Champion Coco Gauff getting her hair done.Courtesy of Julien Farel

By far the most requested treatment is a haircut, Farel said. He became Nadal’s lucky charm after cutting the champion’s hair short before his 2010 win, leading to a decade-long friendship that continues today, even though Nadal is sitting this season out. Working with athletes comes with an additional challenge, Farel explains. Their styles not only have to look good—after all, multi-million dollar endorsements hang on their physical appearance—but they also have to be functional.

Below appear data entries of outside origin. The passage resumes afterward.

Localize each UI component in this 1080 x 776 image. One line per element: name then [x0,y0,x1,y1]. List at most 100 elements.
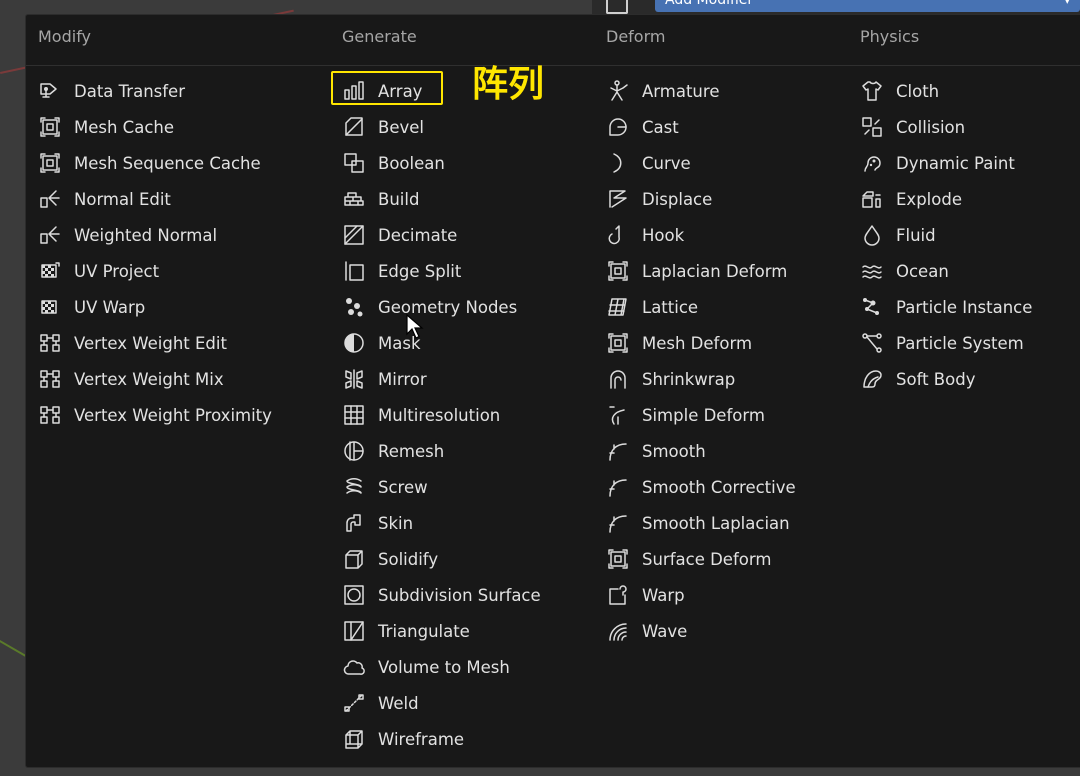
menu-item-mesh-cache[interactable]: Mesh Cache [38,112,174,142]
menu-item-label: Build [378,189,420,209]
smooth-icon [606,439,630,463]
cloth-icon [860,79,884,103]
menu-item-curve[interactable]: Curve [606,148,691,178]
menu-item-label: Dynamic Paint [896,153,1015,173]
menu-item-normal-edit[interactable]: Normal Edit [38,184,171,214]
menu-item-multiresolution[interactable]: Multiresolution [342,400,500,430]
menu-item-cloth[interactable]: Cloth [860,76,939,106]
surface-deform-icon [606,547,630,571]
menu-item-surface-deform[interactable]: Surface Deform [606,544,771,574]
lattice-icon [606,295,630,319]
menu-item-label: Cloth [896,81,940,101]
menu-item-lattice[interactable]: Lattice [606,292,698,322]
menu-item-warp[interactable]: Warp [606,580,685,610]
menu-item-label: Volume to Mesh [378,657,510,677]
menu-item-label: Skin [378,513,414,533]
header-separator [26,65,1080,66]
menu-item-wireframe[interactable]: Wireframe [342,724,464,754]
menu-item-label: Cast [642,117,679,137]
cast-icon [606,115,630,139]
remesh-icon [342,439,366,463]
menu-item-label: Vertex Weight Edit [74,333,227,353]
menu-item-label: Edge Split [378,261,462,281]
menu-item-armature[interactable]: Armature [606,76,719,106]
menu-item-screw[interactable]: Screw [342,472,428,502]
menu-item-mesh-sequence-cache[interactable]: Mesh Sequence Cache [38,148,261,178]
menu-item-particle-system[interactable]: Particle System [860,328,1024,358]
menu-item-smooth[interactable]: Smooth [606,436,706,466]
displace-icon [606,187,630,211]
edge-split-icon [342,259,366,283]
menu-item-label: Vertex Weight Mix [74,369,224,389]
menu-item-volume-to-mesh[interactable]: Volume to Mesh [342,652,510,682]
menu-item-weighted-normal[interactable]: Weighted Normal [38,220,217,250]
menu-item-label: Normal Edit [74,189,171,209]
menu-item-uv-warp[interactable]: UV Warp [38,292,145,322]
smooth-corrective-icon [606,475,630,499]
menu-item-shrinkwrap[interactable]: Shrinkwrap [606,364,735,394]
column-header-generate: Generate [342,27,417,46]
menu-item-label: Mesh Sequence Cache [74,153,261,173]
menu-item-label: Explode [896,189,962,209]
menu-item-ocean[interactable]: Ocean [860,256,949,286]
menu-item-label: Vertex Weight Proximity [74,405,272,425]
boolean-icon [342,151,366,175]
array-highlight-box [331,71,443,105]
menu-item-hook[interactable]: Hook [606,220,684,250]
particle-system-icon [860,331,884,355]
menu-item-simple-deform[interactable]: Simple Deform [606,400,765,430]
decimate-icon [342,223,366,247]
menu-item-laplacian-deform[interactable]: Laplacian Deform [606,256,787,286]
menu-item-weld[interactable]: Weld [342,688,419,718]
menu-item-build[interactable]: Build [342,184,419,214]
menu-item-cast[interactable]: Cast [606,112,679,142]
menu-item-vertex-weight-mix[interactable]: Vertex Weight Mix [38,364,224,394]
menu-item-label: Subdivision Surface [378,585,541,605]
menu-item-particle-instance[interactable]: Particle Instance [860,292,1032,322]
menu-item-label: Decimate [378,225,458,245]
menu-item-bevel[interactable]: Bevel [342,112,424,142]
mesh-sequence-cache-icon [38,151,62,175]
menu-item-label: Weld [378,693,419,713]
menu-item-triangulate[interactable]: Triangulate [342,616,470,646]
menu-item-subdivision-surface[interactable]: Subdivision Surface [342,580,541,610]
menu-item-label: Smooth Laplacian [642,513,790,533]
menu-item-data-transfer[interactable]: Data Transfer [38,76,185,106]
menu-item-solidify[interactable]: Solidify [342,544,438,574]
menu-item-label: Lattice [642,297,699,317]
menu-item-label: Collision [896,117,966,137]
hook-icon [606,223,630,247]
menu-item-vertex-weight-proximity[interactable]: Vertex Weight Proximity [38,400,272,430]
menu-item-smooth-corrective[interactable]: Smooth Corrective [606,472,796,502]
menu-item-mirror[interactable]: Mirror [342,364,427,394]
menu-item-boolean[interactable]: Boolean [342,148,445,178]
menu-item-soft-body[interactable]: Soft Body [860,364,975,394]
normal-edit-icon [38,187,62,211]
menu-item-fluid[interactable]: Fluid [860,220,936,250]
menu-item-edge-split[interactable]: Edge Split [342,256,461,286]
menu-item-label: Multiresolution [378,405,501,425]
menu-item-vertex-weight-edit[interactable]: Vertex Weight Edit [38,328,227,358]
menu-item-dynamic-paint[interactable]: Dynamic Paint [860,148,1015,178]
menu-item-decimate[interactable]: Decimate [342,220,457,250]
warp-icon [606,583,630,607]
menu-item-smooth-laplacian[interactable]: Smooth Laplacian [606,508,790,538]
screw-icon [342,475,366,499]
mouse-cursor-icon [406,314,424,339]
menu-item-label: Simple Deform [642,405,765,425]
menu-item-remesh[interactable]: Remesh [342,436,444,466]
menu-item-collision[interactable]: Collision [860,112,965,142]
menu-item-wave[interactable]: Wave [606,616,687,646]
menu-item-mesh-deform[interactable]: Mesh Deform [606,328,752,358]
menu-item-displace[interactable]: Displace [606,184,712,214]
menu-item-label: Remesh [378,441,445,461]
vertex-weight-edit-icon [38,331,62,355]
add-modifier-button[interactable]: Add Modifier ▾ [655,0,1080,12]
menu-item-label: UV Warp [74,297,146,317]
menu-item-skin[interactable]: Skin [342,508,413,538]
menu-item-explode[interactable]: Explode [860,184,962,214]
menu-item-uv-project[interactable]: UV Project [38,256,159,286]
menu-item-label: Shrinkwrap [642,369,736,389]
menu-item-geometry-nodes[interactable]: Geometry Nodes [342,292,517,322]
collision-icon [860,115,884,139]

“With an athlete, if you cut bangs you need to make sure that she’s going to be able to put it up, or that it’s short enough that it doesn’t come into her eyes,” Farel said. “But most of the time the athletes want to be free. They sweat a lot, it’s humid and it’s hot, and they need to make sure they can lock the hair somehow for their game.”

rafael nadal of spain holds the champion
Rafael Nadal took home the trophy at the 2010 U.S. Open.STAN HONDA - Getty Images

The secret to the perfect braid that won’t fall out on the court? Wetting the hair first, then applying a sun protector before braiding it tightly. (Farel says that’s also the secret to keeping blonde hair safe from chlorine in a pool: “Wet the hair first with regular water before jumping in. Your hair won’t turn green. The first thing your hair is going to absorb is the normal water and you’ll be okay.”)

Beyond that, Farel says he gives all his players the same advice to keep their hair safe under the hot summer sun: protect the hair and scalp with a special sulfite-free shampoo, like the ones he formulates for his personal line, avoid silicon products, and, when all else fails, improvise from the fridge.

hairstylist julien farel poses for a portrait around the grounds at the 2023 us open, wednesday, aug 30, 2023 in flushing, ny garrett ellwoodusta
Julien Farel poses for a portrait at the 2023 U.S. Open.Garrett Ellwood/USTA

“People are like oh my god you’re so specific with the non foaming shampoo, but any shampoo that has bubbles, even if it says sulfite free, if you have foam, if you have lather that means its sulfites,” Farel said. But besides that if you use an oil make sure it’s a real oil, not something that’s cut with a silicon. It doesn’t penetrate. You want something 100 percent natural. And if you have an itch or dryness from the sun, use milk, a little bit of avocado, make a mixture and apply.”